Depuis sa création, MEDZ a aménagé 13 P2I avec un coût global prévisionnel de 5,77 milliards de dirhams (MMDH), hors coût d’aménagement des zones de Gueznaya et la Technopole de Rabat.


L’examen des projets réalisés dans ce cadre a permis à la Cour des comptes de relever plusieurs constats, dont les insuffisances en matière de conception des aménagements des zones industrielles et les difficultés de commercialisation de ces P2I.


Concernant les zones d’activités offshoring, la Cour des comptes a observé un engagement de MEDZ dans la réalisation d’investissement dépassant sa capacité financière, des carences en matière de planification, d’aménagement et de construction des parcs offshoring, outre des difficultés de commercialisation et gestion de ces parcs.


Il s’agit aussi de la non atteinte des objectifs relatifs à l’impact socio-économique de ces parcs.


Par ailleurs, MEDZ a initié et réalisé, à fin 2017, une dizaine de zones d’activités touristiques (ZAT) d’un coût de 2 MMDH, dont cinq projets réalisés et huit restés en phase d’études.


La décision de s’engager dans ces projets s’est faite dans le cadre soit de la vision touristique 2020 initiée en 2001, soit dans le cadre des plans de développement touristiques régionaux (PDTR) initiés par les collectivités territoriales


Dans ce cadre, la cour des comptes a relevé la suspension des investissements dans le secteur touristique, le lancement de certaines zones ne répondant pas à une demande et le retard de transfert des équipements de certaines zones aménagées aux collectivités territoriales.


Elle a aussi constaté des délais d’aménagement du projet Oued Fès relativement longs, des difficultés de commercialisation et de valorisation de certaines zones et un retard de mise en place des associations en charge de la gestion des zones.


Ainsi, la Cour des comptes recommande aux pouvoirs publics d’impliquer MEDZ à l’amont dans le processus de choix des zones à aménager et leurs caractéristiques (consistance, emplacement géographique, vocation, etc.) et de doter les zones industrielles d’un cadre juridique spécifique à l’instar de la loi sur les zones franches.


En outre, elle recommande à MEDZ de revoir son business model, de réaliser les études de faisabilité préalablement à la création des zones (étude de marché, de positionnement, techniques, financières, etc.), ainsi que de dimensionner et phaser la réalisation des projets en termes de superficie en fonction de la demande réelle du marché.

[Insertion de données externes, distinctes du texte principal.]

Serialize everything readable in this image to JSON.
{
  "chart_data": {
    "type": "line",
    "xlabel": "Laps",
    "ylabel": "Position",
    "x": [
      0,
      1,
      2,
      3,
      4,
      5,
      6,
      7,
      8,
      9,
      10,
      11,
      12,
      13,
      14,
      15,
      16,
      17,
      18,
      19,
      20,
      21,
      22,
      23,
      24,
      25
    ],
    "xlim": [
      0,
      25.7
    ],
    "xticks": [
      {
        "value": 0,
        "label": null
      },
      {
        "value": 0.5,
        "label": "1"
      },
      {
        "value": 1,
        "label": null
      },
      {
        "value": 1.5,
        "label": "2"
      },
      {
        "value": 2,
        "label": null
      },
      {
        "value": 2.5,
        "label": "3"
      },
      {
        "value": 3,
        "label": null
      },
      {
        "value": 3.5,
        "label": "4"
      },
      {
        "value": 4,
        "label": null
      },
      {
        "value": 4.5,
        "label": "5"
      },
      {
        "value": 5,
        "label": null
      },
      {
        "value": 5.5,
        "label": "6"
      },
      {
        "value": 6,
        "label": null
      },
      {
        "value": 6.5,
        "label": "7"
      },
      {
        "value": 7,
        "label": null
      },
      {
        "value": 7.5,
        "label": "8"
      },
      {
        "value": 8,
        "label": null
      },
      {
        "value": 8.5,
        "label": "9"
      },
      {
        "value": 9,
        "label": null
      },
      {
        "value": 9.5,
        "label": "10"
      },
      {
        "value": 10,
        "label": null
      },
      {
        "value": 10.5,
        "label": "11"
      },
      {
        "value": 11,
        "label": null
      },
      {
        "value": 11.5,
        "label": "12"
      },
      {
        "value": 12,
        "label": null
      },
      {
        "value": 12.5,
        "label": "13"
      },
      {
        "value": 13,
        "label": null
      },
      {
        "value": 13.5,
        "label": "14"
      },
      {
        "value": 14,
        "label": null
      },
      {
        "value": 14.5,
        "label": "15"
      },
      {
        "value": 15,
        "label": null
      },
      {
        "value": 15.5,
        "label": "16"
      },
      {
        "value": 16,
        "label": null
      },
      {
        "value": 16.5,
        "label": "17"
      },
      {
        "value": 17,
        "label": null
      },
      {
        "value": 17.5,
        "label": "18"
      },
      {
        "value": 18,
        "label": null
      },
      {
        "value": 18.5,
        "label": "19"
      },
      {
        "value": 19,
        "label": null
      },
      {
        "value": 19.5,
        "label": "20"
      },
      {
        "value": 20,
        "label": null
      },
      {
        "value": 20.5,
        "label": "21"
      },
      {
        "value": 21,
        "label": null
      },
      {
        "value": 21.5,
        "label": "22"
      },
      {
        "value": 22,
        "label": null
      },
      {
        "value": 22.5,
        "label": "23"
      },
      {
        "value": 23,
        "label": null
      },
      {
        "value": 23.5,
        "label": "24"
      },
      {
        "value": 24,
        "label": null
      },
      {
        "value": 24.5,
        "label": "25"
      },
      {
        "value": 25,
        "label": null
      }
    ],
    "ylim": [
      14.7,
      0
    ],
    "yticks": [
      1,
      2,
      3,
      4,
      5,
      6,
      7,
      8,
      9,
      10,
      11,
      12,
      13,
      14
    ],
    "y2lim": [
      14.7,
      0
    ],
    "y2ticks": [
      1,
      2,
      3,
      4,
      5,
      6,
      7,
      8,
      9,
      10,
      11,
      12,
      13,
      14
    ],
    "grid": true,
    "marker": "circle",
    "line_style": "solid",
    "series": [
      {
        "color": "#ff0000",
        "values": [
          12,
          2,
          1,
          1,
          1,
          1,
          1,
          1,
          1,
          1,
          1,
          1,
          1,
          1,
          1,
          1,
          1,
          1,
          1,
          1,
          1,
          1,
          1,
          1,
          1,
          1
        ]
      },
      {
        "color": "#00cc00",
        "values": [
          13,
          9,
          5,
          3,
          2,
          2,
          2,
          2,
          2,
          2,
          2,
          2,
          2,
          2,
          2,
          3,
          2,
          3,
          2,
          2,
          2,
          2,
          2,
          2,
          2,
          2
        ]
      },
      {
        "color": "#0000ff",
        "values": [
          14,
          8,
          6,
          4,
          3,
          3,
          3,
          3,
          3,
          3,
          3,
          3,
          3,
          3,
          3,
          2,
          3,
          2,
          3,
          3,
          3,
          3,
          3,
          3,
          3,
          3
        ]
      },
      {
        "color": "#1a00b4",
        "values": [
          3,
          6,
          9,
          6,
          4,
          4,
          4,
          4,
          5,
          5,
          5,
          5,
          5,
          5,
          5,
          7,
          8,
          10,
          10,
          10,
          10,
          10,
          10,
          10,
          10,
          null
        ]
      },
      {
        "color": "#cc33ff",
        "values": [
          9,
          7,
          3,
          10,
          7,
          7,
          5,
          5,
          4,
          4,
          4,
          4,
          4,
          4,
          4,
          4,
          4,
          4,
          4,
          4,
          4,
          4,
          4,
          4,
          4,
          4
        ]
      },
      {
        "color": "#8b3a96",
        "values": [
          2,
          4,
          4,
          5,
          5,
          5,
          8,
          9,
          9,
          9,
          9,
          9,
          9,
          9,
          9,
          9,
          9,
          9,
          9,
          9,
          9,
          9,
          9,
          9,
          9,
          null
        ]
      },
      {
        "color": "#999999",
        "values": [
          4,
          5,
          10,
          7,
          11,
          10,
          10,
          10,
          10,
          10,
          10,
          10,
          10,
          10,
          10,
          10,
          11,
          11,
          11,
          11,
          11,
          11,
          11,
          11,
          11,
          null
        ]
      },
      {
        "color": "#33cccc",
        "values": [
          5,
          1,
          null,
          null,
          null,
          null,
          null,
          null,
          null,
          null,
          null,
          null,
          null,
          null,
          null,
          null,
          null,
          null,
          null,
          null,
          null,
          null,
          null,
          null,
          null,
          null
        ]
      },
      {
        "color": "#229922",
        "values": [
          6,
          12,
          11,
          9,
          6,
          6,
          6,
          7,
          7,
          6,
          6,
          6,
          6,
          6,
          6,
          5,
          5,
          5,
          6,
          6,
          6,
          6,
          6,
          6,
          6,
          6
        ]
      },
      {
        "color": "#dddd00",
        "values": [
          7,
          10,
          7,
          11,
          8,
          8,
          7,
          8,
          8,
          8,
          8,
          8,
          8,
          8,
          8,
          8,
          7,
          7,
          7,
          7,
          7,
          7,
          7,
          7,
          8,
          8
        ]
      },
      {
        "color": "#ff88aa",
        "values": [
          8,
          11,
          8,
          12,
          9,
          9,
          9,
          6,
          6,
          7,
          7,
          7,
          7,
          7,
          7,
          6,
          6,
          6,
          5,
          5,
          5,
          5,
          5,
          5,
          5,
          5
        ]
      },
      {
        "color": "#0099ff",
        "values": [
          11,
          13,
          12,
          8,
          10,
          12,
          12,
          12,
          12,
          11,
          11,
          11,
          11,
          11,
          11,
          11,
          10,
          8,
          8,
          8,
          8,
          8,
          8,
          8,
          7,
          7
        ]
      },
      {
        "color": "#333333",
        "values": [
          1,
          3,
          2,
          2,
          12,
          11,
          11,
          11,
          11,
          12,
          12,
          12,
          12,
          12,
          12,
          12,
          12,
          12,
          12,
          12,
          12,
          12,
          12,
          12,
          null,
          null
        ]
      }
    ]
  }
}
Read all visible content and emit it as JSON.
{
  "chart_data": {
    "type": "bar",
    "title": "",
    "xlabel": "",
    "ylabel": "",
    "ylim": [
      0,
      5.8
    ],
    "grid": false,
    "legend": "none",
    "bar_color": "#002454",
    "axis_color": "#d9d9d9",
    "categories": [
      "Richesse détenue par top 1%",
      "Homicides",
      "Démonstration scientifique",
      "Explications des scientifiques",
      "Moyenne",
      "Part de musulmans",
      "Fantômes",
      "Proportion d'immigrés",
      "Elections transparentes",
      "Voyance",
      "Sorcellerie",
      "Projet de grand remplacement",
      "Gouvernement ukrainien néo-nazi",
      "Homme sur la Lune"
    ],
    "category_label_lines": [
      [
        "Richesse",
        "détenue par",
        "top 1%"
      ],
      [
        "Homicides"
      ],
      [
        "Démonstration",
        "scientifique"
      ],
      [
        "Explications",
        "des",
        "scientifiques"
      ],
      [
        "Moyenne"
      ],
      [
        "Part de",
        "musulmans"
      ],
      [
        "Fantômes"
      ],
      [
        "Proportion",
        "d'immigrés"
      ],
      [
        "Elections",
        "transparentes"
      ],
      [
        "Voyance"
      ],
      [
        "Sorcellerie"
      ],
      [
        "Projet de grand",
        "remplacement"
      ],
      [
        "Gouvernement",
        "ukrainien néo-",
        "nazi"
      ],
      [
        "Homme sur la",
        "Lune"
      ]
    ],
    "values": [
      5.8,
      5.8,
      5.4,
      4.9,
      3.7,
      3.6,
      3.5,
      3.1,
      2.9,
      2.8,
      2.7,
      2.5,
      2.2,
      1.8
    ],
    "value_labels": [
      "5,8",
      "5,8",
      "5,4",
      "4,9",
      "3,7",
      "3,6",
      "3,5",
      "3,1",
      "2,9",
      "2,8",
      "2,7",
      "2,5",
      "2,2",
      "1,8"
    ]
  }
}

La Cour des comptes préconise aussi de mettre en place, en coordination avec les partenaires, une politique de promotion et renforcer les moyens pour améliorer la rentabilité des zones d’activités économiques, d’encourager les investisseurs, en concertation avec les collectivités territoriales concernées, à prendre en charge la gestion des zones commercialisées et d’évaluer la demande potentielle et prendre les mesures appropriées pour développer et commercialiser les zones à difficultés.


En matière de zones d’activités industrielles, elle juge utile d’œuvrer, en concertation avec les différents intervenants, à délimiter les responsabilités incombant à chaque partie quant aux aspects de financement, de commercialisation et de suivi de valorisation.


Pour l’offshoring, il est nécessaire de mettre en place une procédure définissant les formalités de location, les délais d’étude des dossiers, de négociation des contrats de bail et d’attribution ainsi que la publication de la liste des locaux vacants, de développer, à côté des segments classiques de l’offshoring, les filières à fort potentiel au niveau international notamment “KPO”  et “ESO” .


Au volet des zones d’activités touristiques, la Cour des comptes souligner l’importance de transférer les équipements des zones aménagées aux collectivités territoriales concernées pour maintenir leur qualité et leurs fonctionnalités et d’œuvrer, en concertation avec les collectivités territoriales concernées, à la prise de mesures appropriées à fin d’encourager les acquéreurs à valoriser les lots aménagés achetés.